Definitely. I remember reading a book in university called Mauve, which was about the discovery of the colour purple by a Victorian-era British Scientist. It was talking about the importance of dyes from India, the Middle East, and how manufacturing processes change when you move from natural dyes to chemicals. It was really interesting to see the way that you were restricted to what you had. Now, you’re born into a world where you’ve got an unlimited palette to work with – if you’re privileged, living in the western world.
It’s amazing to think of a place where you didn’t have access to the full spectrum of colour at your disposal. I love technology when it’s used positively, and I can’t imagine going backwards, even life without the internet. That was only a few years ago, like on Mezzanine, I wasn’t online, wasn’t into email, wasn’t using the net a lot. But now it’s part of my everyday life. I shop on it, research on it, read on it. When there’s an issue in the news, I spend so much time looking at different sites, different countries, different nationalities, different news agencies, to try to get as many views as possible on the topic. Online you can see so many more angles.

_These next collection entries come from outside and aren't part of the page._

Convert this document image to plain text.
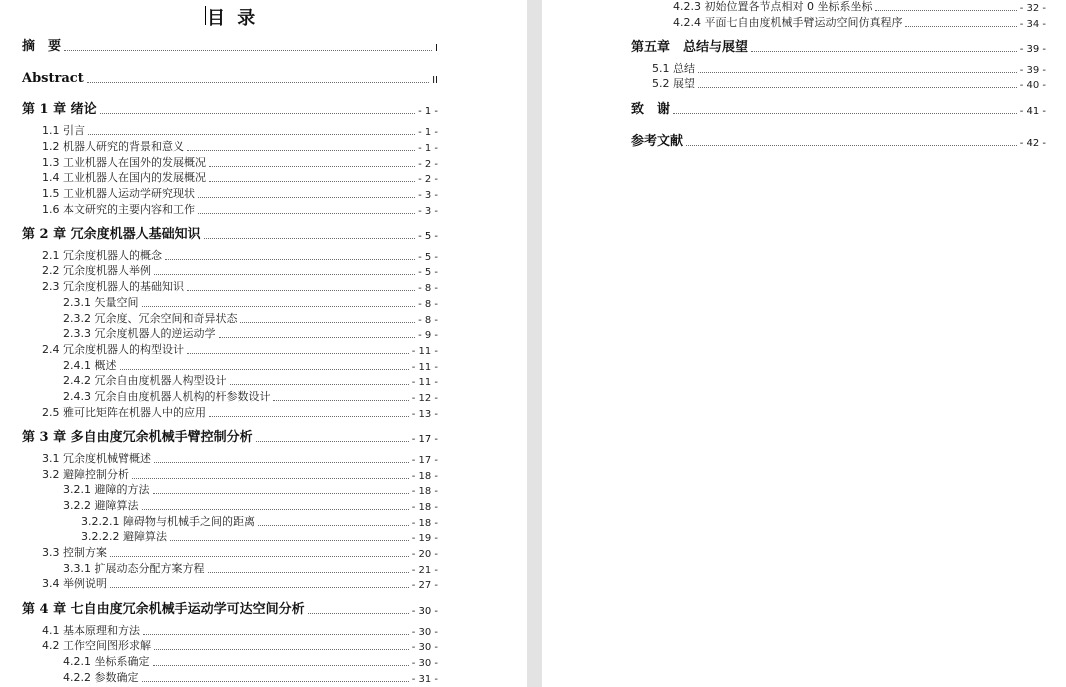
目 录
摘　要	I
Abstract	II
第 1 章 绪论	- 1 -
1.1 引言	- 1 -
1.2 机器人研究的背景和意义	- 1 -
1.3 工业机器人在国外的发展概况	- 2 -
1.4 工业机器人在国内的发展概况	- 2 -
1.5 工业机器人运动学研究现状	- 3 -
1.6 本文研究的主要内容和工作	- 3 -
第 2 章 冗余度机器人基础知识	- 5 -
2.1 冗余度机器人的概念	- 5 -
2.2 冗余度机器人举例	- 5 -
2.3 冗余度机器人的基础知识	- 8 -
2.3.1 矢量空间	- 8 -
2.3.2 冗余度、冗余空间和奇异状态	- 8 -
2.3.3 冗余度机器人的逆运动学	- 9 -
2.4 冗余度机器人的构型设计	- 11 -
2.4.1 概述	- 11 -
2.4.2 冗余自由度机器人构型设计	- 11 -
2.4.3 冗余自由度机器人机构的杆参数设计	- 12 -
2.5 雅可比矩阵在机器人中的应用	- 13 -
第 3 章 多自由度冗余机械手臂控制分析	- 17 -
3.1 冗余度机械臂概述	- 17 -
3.2 避障控制分析	- 18 -
3.2.1 避障的方法	- 18 -
3.2.2 避障算法	- 18 -
3.2.2.1 障碍物与机械手之间的距离	- 18 -
3.2.2.2 避障算法	- 19 -
3.3 控制方案	- 20 -
3.3.1 扩展动态分配方案方程	- 21 -
3.4 举例说明	- 27 -
第 4 章 七自由度冗余机械手运动学可达空间分析	- 30 -
4.1 基本原理和方法	- 30 -
4.2 工作空间图形求解	- 30 -
4.2.1 坐标系确定	- 30 -
4.2.2 参数确定	- 31 -
4.2.3 初始位置各节点相对 0 坐标系坐标	- 32 -
4.2.4 平面七自由度机械手臂运动空间仿真程序	- 34 -
第五章　总结与展望	- 39 -
5.1 总结	- 39 -
5.2 展望	- 40 -
致　谢	- 41 -
参考文献	- 42 -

You appear to take and active role in the Massive Attack website, posting on the boards and interacting with your fans.
If I’ve got something to sat, I don come on there and post – I find it a really useful way of communicating. The message board’s really cool and we recently did a sort of short survey: age, nationality and sex. Everyone was so much younger than I imagined – 18 to 24, or even younger. That’s really cool, considering the message board’s been full of such interesting debate for the last year and a half, and it inspires me that people are searching for things.

The net does have its downsides though, as you seem to be acutely aware. I had to go through plenty of rigmarole to get an advance copy of 100th Window, signing a contract with the record label to guarantee I wouldn’t duplicate or upload it. What’s your stance on file sharing and internet piracy?
It’s difficult. There’s this lovely mythology of file sharing but the perfect socialist utopia doesn’t really exist – most people who’d download and copy the album would do so for their own capitalist means. The piracy issue’s becoming quite a big deal. In one respect I don’t give a fuck. But in another respect, if we can’t make any money off it then we can’t make any more music. And that’s the issue. I think music is becoming cheapened by the way the industry concentrates on commerce rather than quality. I think the music industry’s paranoid because it knows it hasn’t got a lot of life left in it, maybe 20 years before it operates in a completely different way and doesn’t sell CDs via retail outlets on the high streets. And that’s affecting how they sign bands, how they promote records and what records they market. That, alongside piracy, makes music a lot cheaper these days. When it comes to the decision of copying something or buying it, most people will say, “The music industry’s shit anyway, let’s copy it.” I feel sympathy for that.

In the aftermath of September 11, youth does seem to have been re-politicised to a certain extent – we’ve begun to realise that there’s more to life than going out and taking pills at the disco every Saturday night, that what happens on the other side of the world can affect us, that tragedy can strike no matter where on earth you are…
Yet the whole manufactured Pop Idol [Popstars] thing is bigger than ever. That’s a stark contrast to the fragile place the world’s in at the moment. You can’t apportion blacme for it, but you feel it’s this whole idea of the American Dream – that you can have it all as an individual, instant fame and fortune. I wonder whether, if you were in a different part of the world looking in on out culture via TV, you’d be saddened and shocked by what you saw. It’s gonna breed more resentment of our culture if we don’t start to balance our view a bit and start thinking of more important things.